Tools are needed to bypass all restrictions on the use of information. The Internet does not make government intervention illegitimate. But this makes them ineffective or at least difficult to handle.

Today, a large departure from the limitations that previous technologies did not allow is possible. This is not the first time in history that technology has ignored legal norms.

In practice, however, service and content providers locate their activities in regions where standards are imposed that best suit their preferences. The Internet tends to organize conflicts and direct competition between these standards.

Competition between standards can therefore lead to alignment on the lowest common denominator. For example, there is a decision on e-commerce tax exemption.

This territoriality is limited to certain activities. (For example, when it comes to e-commerce of material resources)

But this competition affects all standards related to content. It is a broad field, from the use of intellectual property rights to the protection of personal data.

The effect of this competition for rights to everything related to information activities creates principles of common law. Despite the possibility of defining international conventions, it carries deep instability in existing legal systems.
Tax regulations explain the reasons for the development of common restrictive standards. States are always willing not to adhere to these international standards which limit their effectiveness in promoting economic development.

On the other hand, the possibility of agreeing on precise standards beyond a few basic principles is limited. Because different rights reflect sometimes conflicting understandings of historical and philosophical traditions.

The probability of reaching operational agreements on standards that will be applied at the international level is relatively low, as evidenced by the differences in freedom of expression or use of personal data between Europeans and Americans.

Intersectoral network

The Internet is a technological platform for exchange. It also includes the distinction between agreements between telecommunications, audiovisual services, printing, for the storage and processing of all information, regardless of its form and content.

Publishing, etc., which the previous technological foundations had to impose. is also questioned.

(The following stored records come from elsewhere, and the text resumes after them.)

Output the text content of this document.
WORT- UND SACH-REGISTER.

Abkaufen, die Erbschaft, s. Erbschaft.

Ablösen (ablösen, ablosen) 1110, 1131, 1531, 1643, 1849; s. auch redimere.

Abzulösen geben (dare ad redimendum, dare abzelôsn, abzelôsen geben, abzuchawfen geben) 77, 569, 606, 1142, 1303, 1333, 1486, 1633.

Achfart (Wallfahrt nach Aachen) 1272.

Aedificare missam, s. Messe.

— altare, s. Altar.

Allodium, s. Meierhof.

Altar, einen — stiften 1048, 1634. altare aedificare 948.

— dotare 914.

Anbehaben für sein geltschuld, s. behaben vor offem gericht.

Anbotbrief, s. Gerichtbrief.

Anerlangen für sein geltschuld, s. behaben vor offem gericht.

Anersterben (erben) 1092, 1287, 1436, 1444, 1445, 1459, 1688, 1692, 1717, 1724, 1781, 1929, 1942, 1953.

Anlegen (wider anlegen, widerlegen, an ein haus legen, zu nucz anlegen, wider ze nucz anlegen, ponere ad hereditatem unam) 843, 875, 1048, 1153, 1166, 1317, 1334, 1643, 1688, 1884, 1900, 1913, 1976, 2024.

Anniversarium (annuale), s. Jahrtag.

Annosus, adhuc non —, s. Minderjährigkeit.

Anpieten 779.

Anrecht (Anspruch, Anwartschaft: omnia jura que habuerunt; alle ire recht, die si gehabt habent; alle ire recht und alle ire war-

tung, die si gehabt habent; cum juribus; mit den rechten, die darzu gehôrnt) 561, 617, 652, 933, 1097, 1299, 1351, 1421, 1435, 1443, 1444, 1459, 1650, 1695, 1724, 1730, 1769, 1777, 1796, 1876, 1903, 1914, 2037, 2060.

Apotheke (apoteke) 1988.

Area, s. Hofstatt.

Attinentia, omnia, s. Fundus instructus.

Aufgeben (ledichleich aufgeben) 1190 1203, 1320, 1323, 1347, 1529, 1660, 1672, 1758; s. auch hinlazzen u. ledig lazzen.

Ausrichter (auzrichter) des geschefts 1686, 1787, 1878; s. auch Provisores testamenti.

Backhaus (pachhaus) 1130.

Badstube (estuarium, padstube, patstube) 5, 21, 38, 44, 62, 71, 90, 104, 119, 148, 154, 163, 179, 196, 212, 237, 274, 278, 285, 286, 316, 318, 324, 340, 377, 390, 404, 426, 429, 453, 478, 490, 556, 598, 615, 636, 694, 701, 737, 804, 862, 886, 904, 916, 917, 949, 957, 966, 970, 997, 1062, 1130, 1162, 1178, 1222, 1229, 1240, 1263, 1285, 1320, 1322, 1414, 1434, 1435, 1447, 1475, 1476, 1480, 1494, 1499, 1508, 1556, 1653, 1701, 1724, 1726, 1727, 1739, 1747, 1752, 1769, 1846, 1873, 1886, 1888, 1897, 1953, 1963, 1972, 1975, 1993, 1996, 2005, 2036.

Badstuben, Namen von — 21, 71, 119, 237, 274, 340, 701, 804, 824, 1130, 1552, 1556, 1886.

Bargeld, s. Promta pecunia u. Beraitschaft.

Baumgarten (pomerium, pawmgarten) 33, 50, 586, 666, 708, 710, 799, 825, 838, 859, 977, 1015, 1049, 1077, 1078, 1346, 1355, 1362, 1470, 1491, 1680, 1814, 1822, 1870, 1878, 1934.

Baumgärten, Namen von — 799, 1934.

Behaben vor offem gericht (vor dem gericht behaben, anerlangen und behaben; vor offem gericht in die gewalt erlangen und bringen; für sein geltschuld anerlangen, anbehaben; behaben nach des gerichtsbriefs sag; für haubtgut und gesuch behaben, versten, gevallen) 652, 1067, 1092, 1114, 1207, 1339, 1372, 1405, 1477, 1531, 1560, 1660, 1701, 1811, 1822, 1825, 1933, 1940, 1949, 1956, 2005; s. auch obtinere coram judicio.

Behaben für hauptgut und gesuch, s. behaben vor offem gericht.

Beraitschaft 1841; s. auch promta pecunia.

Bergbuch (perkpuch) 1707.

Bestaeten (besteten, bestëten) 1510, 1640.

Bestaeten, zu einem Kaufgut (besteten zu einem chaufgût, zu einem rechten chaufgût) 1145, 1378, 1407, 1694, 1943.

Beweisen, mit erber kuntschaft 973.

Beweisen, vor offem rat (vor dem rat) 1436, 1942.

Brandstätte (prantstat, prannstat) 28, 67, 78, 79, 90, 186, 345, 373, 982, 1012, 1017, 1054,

For example, the differentiation of regulations in telecommunications and the audiovisual field is largely explained by the differentiated economics of different technical networks that did not have the same functionality or the same cost constraints.

The granting of licenses to work in the audiovisual sector is justified by the limitation of managing a rare resource, which is the radio frequency.

Definition of a regional network
Regional network staff
network for regeneration
European Register of Charities
local non-governmental organizations
European Youth Foundation
non-governmental youth organization

The differentiation of legislation in terms of content control between the audiovisual and the written word is caused by the technical difficulties of organizing filtering in the mass media according to recipients.

Today, the transmission of Internet, telephone, radio and television, etc. Circumvention options are still limited because traditional network services such as Therefore, current regulations remain applicable.

The fact is that the development of high-speed Internet and a series of complementary technologies, such as electronic books (e-books) or print-on-demand techniques, will transform the Internet into a potential medium for the dissemination and exploitation of the most information. happy.

This technical change will have two types of impact:

• First, make traditional regulations partially dysfunctional
• Second, make some regulations partially illegitimate.

Regarding the territoriality issues mentioned above, the destabilization of the existing regulatory framework is not only due to the possibility of overcoming them.

It also results from the removal of certain restrictions. For example, there is a need to manage a limited hertz spectrum for broadcasting audiovisual programs or to enable a distribution network for cultural products connecting a region.